Quali sono i tuoi impegni più immediati?
“Tra breve andrò in Canada per disputare uno o due match. Si è pensato anche di farmi combattere in Ucraina, ma non ci andrò per non correre il rischio di stressarmi. A Londra è meglio che arrivi ben preparato e riposato, perché la posta in palio è alta”.
 
E certamente vorrai dire la tua...
“Proprio così. Sono entrato nel mondo olimpico e ciò significa che adesso dovrò vedermela con i migliori pari peso in circolazione. Questo però non mi spaventa, anzi mi motiva ancora di più; farò tutto ciò che sarà in mio potere per non rientrare a mani vuote e per non deludere il mio team che crede in me”.
 
Che effetto fa essere diventato olimpionico alla tua età?
“Bellissimo. E' una soddisfazione grandissima per me e anche per mio padre che alle olimpiadi di Seul non è stato inviato nonostante lo meritasse. Andrò a Londra con grande gioia e cercherò di farmi onore non solo per me, ma anche per lui e per il pugilato italiano”.
 
E ai tuoi tifosi che messaggio mandi?
“Li ringrazio per avermi seguito e incoraggiato. In tanti mi hanno scritto anche su “Facebook”, comunicandomi la loro fiducia.
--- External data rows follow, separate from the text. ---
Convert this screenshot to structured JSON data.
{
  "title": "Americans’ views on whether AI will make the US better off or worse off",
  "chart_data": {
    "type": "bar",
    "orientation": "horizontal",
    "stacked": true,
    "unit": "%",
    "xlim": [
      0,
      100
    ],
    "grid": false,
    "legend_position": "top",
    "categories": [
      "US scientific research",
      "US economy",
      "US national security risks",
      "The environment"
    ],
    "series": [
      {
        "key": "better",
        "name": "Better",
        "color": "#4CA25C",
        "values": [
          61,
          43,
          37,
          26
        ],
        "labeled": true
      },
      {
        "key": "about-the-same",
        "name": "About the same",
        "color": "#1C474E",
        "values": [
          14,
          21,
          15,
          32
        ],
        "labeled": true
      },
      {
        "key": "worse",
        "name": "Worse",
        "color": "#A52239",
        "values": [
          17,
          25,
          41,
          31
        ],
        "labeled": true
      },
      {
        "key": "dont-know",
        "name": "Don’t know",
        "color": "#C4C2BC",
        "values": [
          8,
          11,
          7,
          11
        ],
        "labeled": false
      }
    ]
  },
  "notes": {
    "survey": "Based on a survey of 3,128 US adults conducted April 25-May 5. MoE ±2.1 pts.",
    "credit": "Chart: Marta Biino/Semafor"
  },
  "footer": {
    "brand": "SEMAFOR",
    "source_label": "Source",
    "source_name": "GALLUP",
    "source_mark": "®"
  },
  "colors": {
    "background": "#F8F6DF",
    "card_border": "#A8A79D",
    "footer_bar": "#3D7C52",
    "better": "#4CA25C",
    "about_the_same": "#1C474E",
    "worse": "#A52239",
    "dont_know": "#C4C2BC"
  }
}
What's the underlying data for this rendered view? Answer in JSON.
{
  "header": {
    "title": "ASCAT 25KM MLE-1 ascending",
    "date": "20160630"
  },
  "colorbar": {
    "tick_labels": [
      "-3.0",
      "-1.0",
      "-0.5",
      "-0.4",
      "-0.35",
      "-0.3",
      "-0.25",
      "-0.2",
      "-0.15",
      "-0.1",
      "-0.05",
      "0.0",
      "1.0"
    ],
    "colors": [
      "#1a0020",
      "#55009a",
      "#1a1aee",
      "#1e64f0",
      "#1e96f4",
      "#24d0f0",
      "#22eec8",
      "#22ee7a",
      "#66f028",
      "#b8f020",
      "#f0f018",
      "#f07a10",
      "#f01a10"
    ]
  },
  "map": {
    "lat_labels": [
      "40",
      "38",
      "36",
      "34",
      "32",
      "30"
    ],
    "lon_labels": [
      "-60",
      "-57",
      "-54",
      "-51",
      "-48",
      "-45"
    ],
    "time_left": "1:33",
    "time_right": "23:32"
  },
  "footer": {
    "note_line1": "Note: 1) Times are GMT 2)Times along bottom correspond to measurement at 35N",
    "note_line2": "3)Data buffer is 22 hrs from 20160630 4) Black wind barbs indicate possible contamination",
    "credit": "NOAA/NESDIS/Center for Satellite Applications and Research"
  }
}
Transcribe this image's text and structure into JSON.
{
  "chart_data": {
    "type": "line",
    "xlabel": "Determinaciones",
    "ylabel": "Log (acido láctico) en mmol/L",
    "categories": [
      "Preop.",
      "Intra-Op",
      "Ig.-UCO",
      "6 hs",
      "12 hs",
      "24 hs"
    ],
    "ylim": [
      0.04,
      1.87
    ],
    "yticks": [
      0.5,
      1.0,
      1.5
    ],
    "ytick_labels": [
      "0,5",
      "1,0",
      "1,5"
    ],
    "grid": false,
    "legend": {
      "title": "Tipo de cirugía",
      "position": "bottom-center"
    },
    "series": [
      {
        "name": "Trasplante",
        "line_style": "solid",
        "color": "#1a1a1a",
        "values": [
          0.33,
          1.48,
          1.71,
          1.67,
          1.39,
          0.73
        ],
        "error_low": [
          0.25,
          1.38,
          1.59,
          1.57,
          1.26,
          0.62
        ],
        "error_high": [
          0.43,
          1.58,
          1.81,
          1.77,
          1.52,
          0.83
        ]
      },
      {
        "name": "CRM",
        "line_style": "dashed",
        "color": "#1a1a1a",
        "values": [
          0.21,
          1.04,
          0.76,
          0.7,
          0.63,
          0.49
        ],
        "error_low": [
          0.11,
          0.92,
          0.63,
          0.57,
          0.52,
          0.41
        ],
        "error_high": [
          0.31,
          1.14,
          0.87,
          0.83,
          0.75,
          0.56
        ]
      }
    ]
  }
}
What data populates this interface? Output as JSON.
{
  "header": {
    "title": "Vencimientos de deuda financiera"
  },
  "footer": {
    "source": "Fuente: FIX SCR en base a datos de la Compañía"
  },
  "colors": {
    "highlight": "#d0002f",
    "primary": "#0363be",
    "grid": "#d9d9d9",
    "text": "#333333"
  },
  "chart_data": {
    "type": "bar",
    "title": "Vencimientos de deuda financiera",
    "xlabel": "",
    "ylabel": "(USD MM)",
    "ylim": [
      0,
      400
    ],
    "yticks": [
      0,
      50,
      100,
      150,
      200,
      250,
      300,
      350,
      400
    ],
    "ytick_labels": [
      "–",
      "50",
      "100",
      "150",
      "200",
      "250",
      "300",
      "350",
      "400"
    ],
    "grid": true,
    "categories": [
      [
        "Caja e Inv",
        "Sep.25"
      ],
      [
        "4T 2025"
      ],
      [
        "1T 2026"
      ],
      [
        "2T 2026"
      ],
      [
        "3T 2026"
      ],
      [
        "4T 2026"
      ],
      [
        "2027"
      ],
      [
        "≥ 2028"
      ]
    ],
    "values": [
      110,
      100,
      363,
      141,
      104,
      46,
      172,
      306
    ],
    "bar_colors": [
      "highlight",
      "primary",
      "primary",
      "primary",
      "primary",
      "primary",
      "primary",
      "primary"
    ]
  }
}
Penso di non averli delusi e prometto loro che cercherò di non deluderli neppure in seguito”.
 

Il dodicesimo olimpionico (contando anche la partecipazione di Franco Udella a due edizioni dei Giochi) della storia del pugilato sardo è pronto a farsi valere; è un giovane giudizioso, intelligente e maturo. E sa quello che vuole, senza tuttavia nascondersi le difficoltà che lo attendono. Sa che questa che ha saputo conquistarsi è una grande, affascinante occasione che potrebbe trasformarsi in una favola destinata a diventare vera. Speriamo che sul ring della “Excel London Arena” lo assista anche un pizzico di fortuna.